Muhteşem bir detay. (LİNÇ GELİYOR)
Çok sevdiğim dostum kadar olmasa da sevdiğim başka biri daha var. Onu da tanıyorsunuz ama eminim benim kadar sevmiyorsunuz. -Ah ben ve kötü adamları sevme huyum- Henüz pek iyi tanımıyorum kendisini ama anladığım kadarıyla o biraz yabancı bu aşk- meşk konularına. Şahane anlardan ziyade, her ne olursa olsun sadece “anların” peşinden gitmesinden kaynaklı herhalde bu yabancılık. Eğer günün birinde denk gelirsek, ona bir dost tavsiyesi vereceğim. Çünkü biliyorum ki, kötü adamlar da sevilmeyi hak eder, her ne kadar kabul edemesek de onlar da çok güzel sever. Kötü olma pahasına. Tavsiye mi? Heeh, işte burada: “Anı yaşamak elbette en iyisi, ancak her anı şahane’leştirme hevesinde olursan, gerçek şahane anların ne önemi kalır ki?”

Mesela bu pek haz etmediğimiz arkadaş farklı bir açıdan yaklaşıyor. Yavaş yavaş kalbe girmeye, kendini mecbur bırakmaya çalışmayı aşk zannediyor. Hatta daha da abartıp kulağında başkasının sesi çınlayan bir aşığa, kendi varlığını üflemeye çalışıyor. Aklını kalbini kuşatarak kendine şahane bir an yakalamaya çalışıyor. Hal böyle olunca beni alıyor bir düşünceler bulutu... Pek sevilmeyen dostun dediği gibi olsaydı aşk dediğimiz şey, nasıl bir gezegende nefes alıyor olurduk? Mesela baktığım her yerde görmek istediğim kişiye değil de, baktığım her yerde ben istemeden karşıma çıkan kişiye aşık olmuş olsam? Gözümün aradığına değil de gördüğüne aşık olsam? Kalbimi kuşatmasına izin verdiğime değil de kendiliğinden istekli olana açsam kalbimin kapılarını? Ya da ismini duyunca heyecanlandığıma değil de varlığının usul usul kulağıma fısıldandığına versem gönlümü? Herhalde yeryüzünde aşk acısı diye bir şey kalmaz; rakı hep kutlamalarda içilir, şiirlerdeki tek derdimiz kafiye meselesi olur, aşk şarkılarına remixsiz dayanamaz, birlikte çay içmenin sevdaya dahil olduğunu anlamaz, çayımıza süt ekleyip afiyetle içerdik..


Sinan'ın kafasına biri Pamiriko'yu shoplayabilir mi pliz?

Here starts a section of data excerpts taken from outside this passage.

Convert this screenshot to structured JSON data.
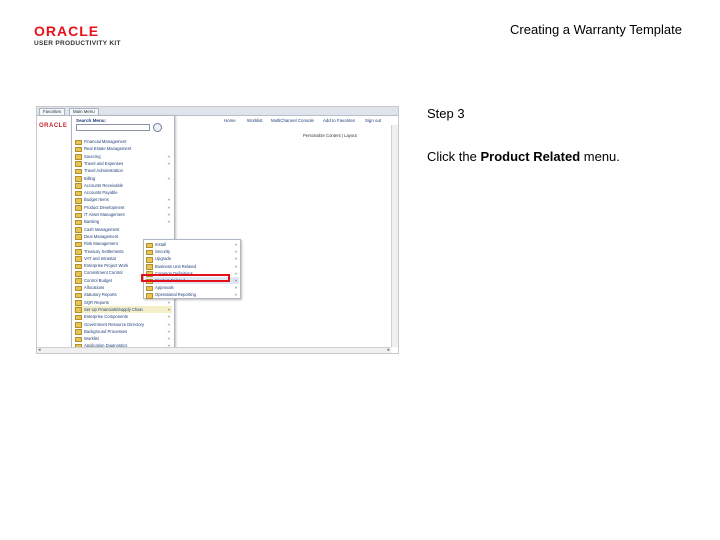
{
  "header": {
    "logo_brand": "ORACLE",
    "logo_sub": "USER PRODUCTIVITY KIT",
    "doc_title": "Creating a Warranty Template"
  },
  "screenshot": {
    "tabs": [
      "Favorites",
      "Main Menu"
    ],
    "top_links": [
      "Home",
      "Worklist",
      "MultiChannel Console",
      "Add to Favorites",
      "Sign out"
    ],
    "app_title": "ORACLE",
    "personalize_text": "Personalize Content | Layout",
    "search_label": "Search Menu:",
    "menu_items": [
      {
        "label": "Financial Management",
        "arrow": ""
      },
      {
        "label": "Real Estate Management",
        "arrow": ""
      },
      {
        "label": "Sourcing",
        "arrow": "»"
      },
      {
        "label": "Travel and Expenses",
        "arrow": "»"
      },
      {
        "label": "Travel Administration",
        "arrow": ""
      },
      {
        "label": "Billing",
        "arrow": "»"
      },
      {
        "label": "Accounts Receivable",
        "arrow": ""
      },
      {
        "label": "Accounts Payable",
        "arrow": ""
      },
      {
        "label": "Budget Items",
        "arrow": "»"
      },
      {
        "label": "Product Development",
        "arrow": "»"
      },
      {
        "label": "IT Asset Management",
        "arrow": "»"
      },
      {
        "label": "Banking",
        "arrow": "»"
      },
      {
        "label": "Cash Management",
        "arrow": ""
      },
      {
        "label": "Deal Management",
        "arrow": ""
      },
      {
        "label": "Risk Management",
        "arrow": ""
      },
      {
        "label": "Treasury Settlements",
        "arrow": "»"
      },
      {
        "label": "VAT and Intrastat",
        "arrow": "»"
      },
      {
        "label": "Enterprise Project Work",
        "arrow": "»"
      },
      {
        "label": "Commitment Control",
        "arrow": "»"
      },
      {
        "label": "Control Budget",
        "arrow": "»"
      },
      {
        "label": "Allocations",
        "arrow": "»"
      },
      {
        "label": "Statutory Reports",
        "arrow": "»"
      },
      {
        "label": "SQR Reports",
        "arrow": "»"
      },
      {
        "label": "Set Up Financials/Supply Chain",
        "arrow": "»"
      },
      {
        "label": "Enterprise Components",
        "arrow": "»"
      },
      {
        "label": "Government Resource Directory",
        "arrow": "»"
      },
      {
        "label": "Background Processes",
        "arrow": "»"
      },
      {
        "label": "Worklist",
        "arrow": "»"
      },
      {
        "label": "Application Diagnostics",
        "arrow": "»"
      }
    ],
    "submenu_items": [
      {
        "label": "Install",
        "arrow": "»"
      },
      {
        "label": "Security",
        "arrow": "»"
      },
      {
        "label": "Upgrade",
        "arrow": "»"
      },
      {
        "label": "Business Unit Related",
        "arrow": "»"
      },
      {
        "label": "Common Definitions",
        "arrow": "»"
      },
      {
        "label": "Product Related",
        "arrow": "»"
      },
      {
        "label": "Approvals",
        "arrow": "»"
      },
      {
        "label": "Operational Reporting",
        "arrow": "»"
      }
    ]
  },
  "instructions": {
    "step": "Step 3",
    "text_before": "Click the ",
    "text_bold": "Product Related",
    "text_after": " menu."
  }
}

Ama kızmayın, yargılamayın... Dedim ya size, pek yabancı bu konulara. Üstelik acı çikolata tadında bir deneyimle öğrenecek, aşk dediği şeyi. Bu noktadan sonra belki siz de ona bir şans verirsiniz. Gerçi ben onu bu hali ile görmek istiyorum. Kalbimin katran karasını olduğunu ya da sevenleri ayırma gibi bir hobim olduğunu düşünmeyin sakın. Tamamen hikâye gereği, Pamir’in aşkı için kötü adamlığına devam etmesini istiyorum.

Neden mi? Çok sevdiği denizlere öyle kolay kolay açılmayacağı belli. Her an bir çılgınlık yapıp oyunu Defne’ye anlatabilir. Bu itiraf neden böyle büyük bir pakette sunuldu dersiniz? Yeni bir düğüme ihtiyacımız var -sanki yeterince boğulmuyormuşuz gibi- Pamir her şeyi kendince anlatabilir ya da Defne “Yaa canım ben de geçtim o yollardan.” saflığı ile Pamir’e merhamet duyabilir. Pamir çok güzel bir kötü adam, farklı sürprizler de yapabilir. Ancak alenen kötü olduğunu belli edip, Defne ve Ömer’i aynı cephede savaştırmayacak kadar renkli. Yine hafızanıza sığınıyorum çok kıymetli okur, kitap meselesini hatırlayınız!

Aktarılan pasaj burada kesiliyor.